Por alguna razón Klimentiev se sintió tan bueno acerca de su decisión que se olvidó de abrirse camino con los otros moscovitas y tuvo que tomar justo el último coche antes de que se cerraran las puertas automáticas. No intentó abalanzarse a ningún asiento sino que se tomó de la agarradera niquelada y se puso a reflexionar sobre su imagen reflejada en los gratos vidrios de la ventanilla contra la oscuridad del túnel que hacían pedazos los interminables tubos y cables. Después su mirada se trasladó a una joven sentada cerca. Estaba vestida cuidadosamente pero sin lujo, con un saco negro imitando caracul y un gorro del mismo material. Una pequeña y repleta valija necesaire estaba sobre sus rodillas. Mirándola, Klimentiev pensó que tenía un rostro agradable, pero cansado y una mirada poco común en una mujer joven, falta de interés en todo cuanto la rodeaba.
En ese mismo momento la mujer lo miró, y sus miradas se cruzaron sin expresión por el tiempo exacto en que pueden dos pasajeros mirarse uno al otro. En ese instante la mirada de la mujer se volvió alerta, como si una pregunta inquietante e incierta la atravesara. Klimentiev trató de ubicar esa cara como asunto de rutina profesional; recordó de quién era, y fue incapaz de ocultar el hecho de que la reconociese. Ella se dio cuenta de su duda y evidentemente vio confirmada la suya.

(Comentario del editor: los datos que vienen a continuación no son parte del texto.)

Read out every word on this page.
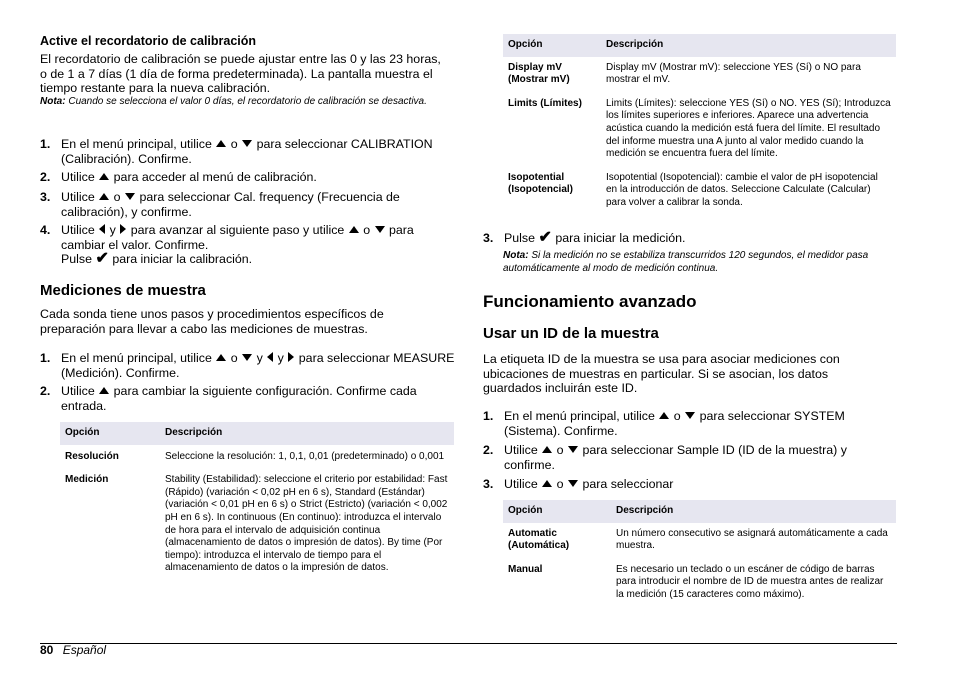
Active el recordatorio de calibración

El recordatorio de calibración se puede ajustar entre las 0 y las 23 horas, o de 1 a 7 días (1 día de forma predeterminada). La pantalla muestra el tiempo restante para la nueva calibración.

Nota: Cuando se selecciona el valor 0 días, el recordatorio de calibración se desactiva.

1. En el menú principal, utilice o para seleccionar CALIBRATION (Calibración). Confirme.
2. Utilice para acceder al menú de calibración.
3. Utilice o para seleccionar Cal. frequency (Frecuencia de calibración), y confirme.
4. Utilice y para avanzar al siguiente paso y utilice o para cambiar el valor. Confirme.
Pulse ✔ para iniciar la calibración.
Mediciones de muestra

Cada sonda tiene unos pasos y procedimientos específicos de preparación para llevar a cabo las mediciones de muestras.

1. En el menú principal, utilice o y y para seleccionar MEASURE (Medición). Confirme.
2. Utilice para cambiar la siguiente configuración. Confirme cada entrada.
Opción	Descripción
Resolución	Seleccione la resolución: 1, 0,1, 0,01 (predeterminado) o 0,001
Medición	Stability (Estabilidad): seleccione el criterio por estabilidad: Fast (Rápido) (variación < 0,02 pH en 6 s), Standard (Estándar) (variación < 0,01 pH en 6 s) o Strict (Estricto) (variación < 0,002 pH en 6 s). In continuous (En continuo): introduzca el intervalo de hora para el intervalo de adquisición continua (almacenamiento de datos o impresión de datos). By time (Por tiempo): introduzca el intervalo de tiempo para el almacenamiento de datos o la impresión de datos.
Opción	Descripción
Display mV (Mostrar mV)	Display mV (Mostrar mV): seleccione YES (Sí) o NO para mostrar el mV.
Limits (Límites)	Limits (Límites): seleccione YES (Sí) o NO. YES (Sí); Introduzca los límites superiores e inferiores. Aparece una advertencia acústica cuando la medición está fuera del límite. El resultado del informe muestra una A junto al valor medido cuando la medición se encuentra fuera del límite.
Isopotential (Isopotencial)	Isopotential (Isopotencial): cambie el valor de pH isopotencial en la introducción de datos. Seleccione Calculate (Calcular) para volver a calibrar la sonda.
3. Pulse ✔ para iniciar la medición.

Nota: Si la medición no se estabiliza transcurridos 120 segundos, el medidor pasa automáticamente al modo de medición continua.

Funcionamiento avanzado
Usar un ID de la muestra

La etiqueta ID de la muestra se usa para asociar mediciones con ubicaciones de muestras en particular. Si se asocian, los datos guardados incluirán este ID.

1. En el menú principal, utilice o para seleccionar SYSTEM (Sistema). Confirme.
2. Utilice o para seleccionar Sample ID (ID de la muestra) y confirme.
3. Utilice o para seleccionar
Opción	Descripción
Automatic (Automática)	Un número consecutivo se asignará automáticamente a cada muestra.
Manual	Es necesario un teclado o un escáner de código de barras para introducir el nombre de ID de muestra antes de realizar la medición (15 caracteres como máximo).
80 Español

Era la mujer del prisionero Nerzhin. Klimentiev la había visto durante su visita a la prisión de Taganka.
Ella frunció el entrecejo, apartó los ojos, y de nuevo los volvió a Klimentiev. Él hizo como que miraba fijo dentro del túnel, pero con el rabo del ojo sentía que ella lo observaba. De pronto, dejó su asiento con determinación y vino hacia él, que se vio forzado a hacerle frente.
A pesar de haberse levantado con tanta decisión, después de hacerlo perdió su desenvoltura y el equilibrio relativo con que dentro de un subterráneo se viaja con un pesado maletín; parecía quererle ofrecer su asiento. Sobre ella pesaba el desdichado destino de todas las mujeres de presos políticos. Es decir, las esposas, de los
Parada junto a él, de manera que pudiera oír sus palabras, a pesar del ruido del tren, la mujer le preguntó: —camarada teniente coronel ¡perdóneme! ¿es usted... superior de mi marido? ¿o me equivoco?
Durante sus muchos años de servicio como oficial de la prisión toda clase de mujeres se habían parado delante de él, sin que viera nada de particular en sus apariencias tímidas y obsecuentes. Pero aquí en el subterráneo, aunque ella hablaba con mucho cuidado, esta mujer rogando delante de él, ante los ojos de todos, resultaba impropio.
—¿Usted... por qué se ha puesto de pie? Siéntese, siéntese, le dijo confundido, tratando de tomarla por el codo para hacerla sentar.
—No, no, esto no tiene importancia, dijo la mujer, apartándose algo y mirando al teniente coronel con insistente mirada, casi fanática. — ¡Dígame porque no han habido visitas en todo un año! ¿Por qué no puedo verlo? ¡Cuándo podré? ¡Dígamelo!
Era como si un grano de arena hubiese golpeado otro grano de arena a cuarenta pasos. La semana antes, la administración de la prisión del M.G.B. había enviado el permiso al zek Nerzhin, entre otros, para visitar a su mujer el domingo, 25 de diciembre de 1949, en la prisión Lefortevo. Pero junto con este permiso llegó el anuncio de la prohibición de enviar el aviso a "poste restante" como lo pidió el recluso.
Nerzhin había sido llamado en su momento y se le había preguntado acerca de la verdadera dirección de su mujer.